The word “dual” has always inspired car fans. Dual carburetors once promised a boost in performance, sometimes enhanced by dual camshafts. Dual exhausts are back in fashion, only from a design point of view though. Is it the same for dual headlights?
Yes and no. Dual headlights are an invention of the 1960s in Europe. For single headlights with combined dipped and high beam only one single light source used to be available in Europe. It was the R2 two-filament lamp, also known as the Osram Bilux®. But then halogen lamps have been around since 1961, although they only had one filament, which means they could only provide either dipped or high beam. This led to the idea of using a separate headlight for each function. Dual headlights were born.

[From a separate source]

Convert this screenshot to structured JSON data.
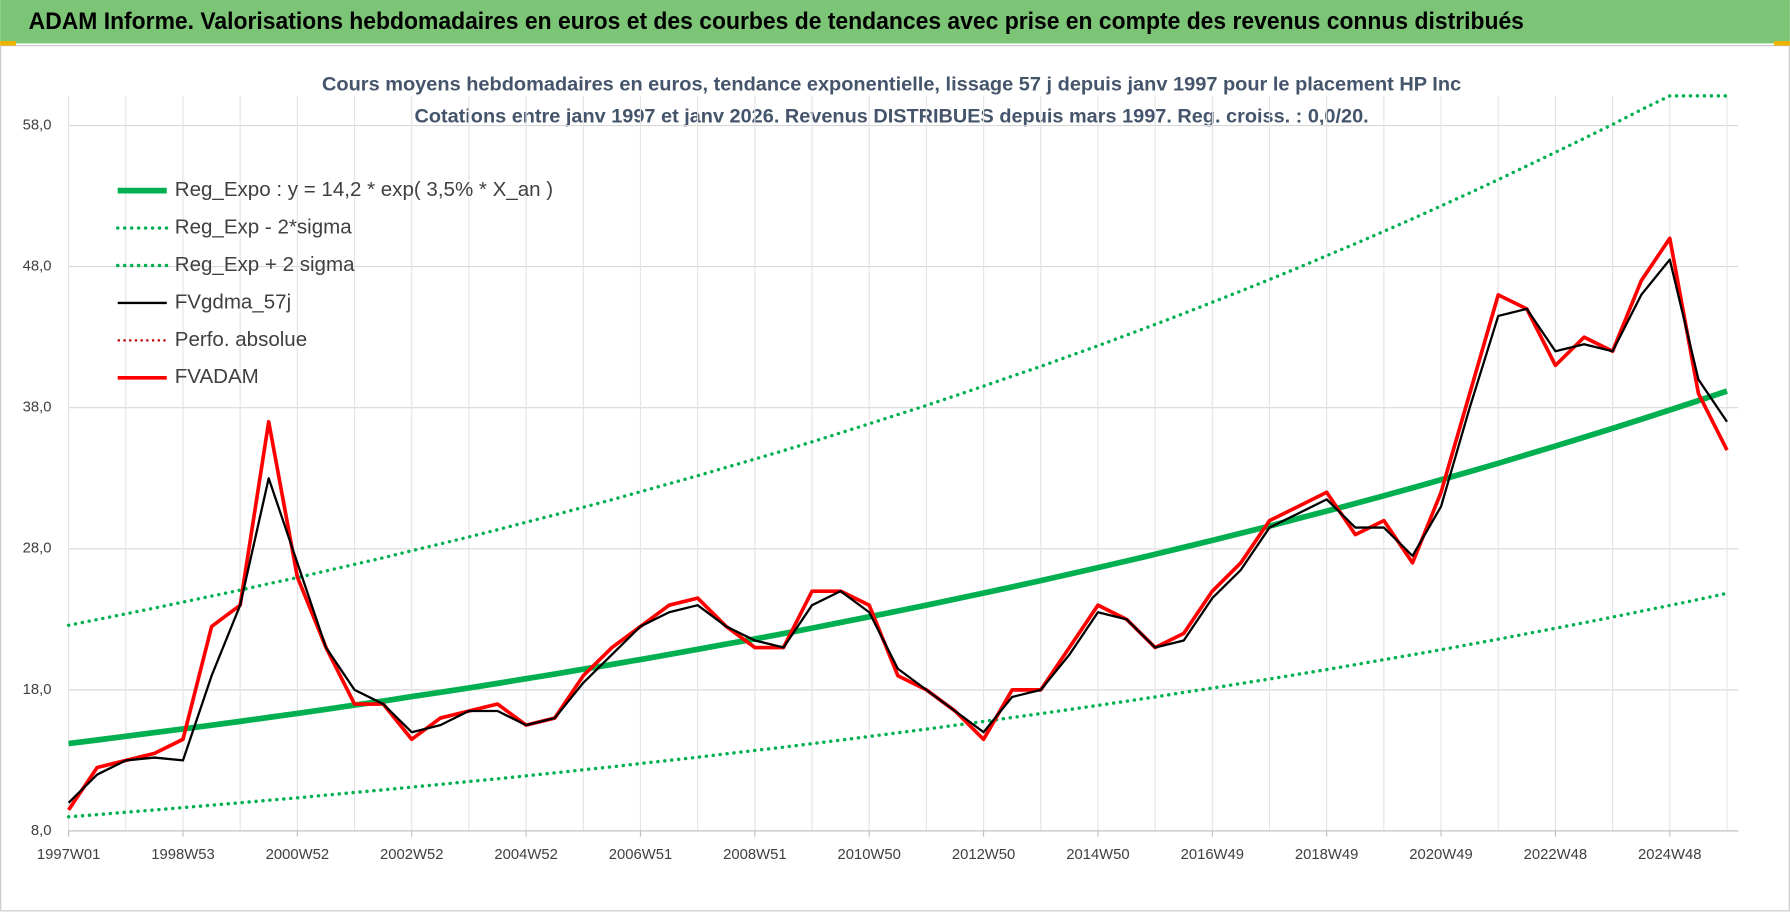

While halogen lamps in the form of the H4 lamp have been around since 1974, offering dipped and high beam from one single headlight, dual halogen headlights are still a sensible solution. The lamp types used, such as the H1 and H7, are superior to the H4 lamp, and the headlights can be optimized for the particular light. The headlights just shouldn’t be too small. There are cases where a really big single headlight with H4 is superior to its little dual brothers – at least as far as dipped beam is concerned.
When xenon technology first found its way into cars, dual headlights were in fashion again. During the first few years, the new light was only available in dipped beam headlights. The much more rarely used high beam continued to come from a separate halogen headlight. Then bi-xenon lit up the darkness and dual headlights actually became superfluous. Now dipped and high beam came from one headlight, and it would have been good for it to get the entire available space at the front of the vehicle. Size also matters when it comes to xenon. Designers fought tooth and nail (or perhaps drawing board and pencil) against the abolition of dual headlights. So bi-xenon also often got additional high beam headlights. They were only used for headlamp flashers though. Even though there was a compelling technical reason for this – igniting xenon lamps only for headlamp flashers creates no excessive wear – the main reason was very clearly the design.
That’s exactly how it is with the latest lighting technology, LEDs. Here, all the lighting functions are possible from one single headlight, and that’s indeed sensible from a technical point of view. However, designers at some manufacturers stick tenaciously to the design options offered by dual headlights. And concepts such as the “four-eyed face” also still play a major role. Even though the technology is actually outdated.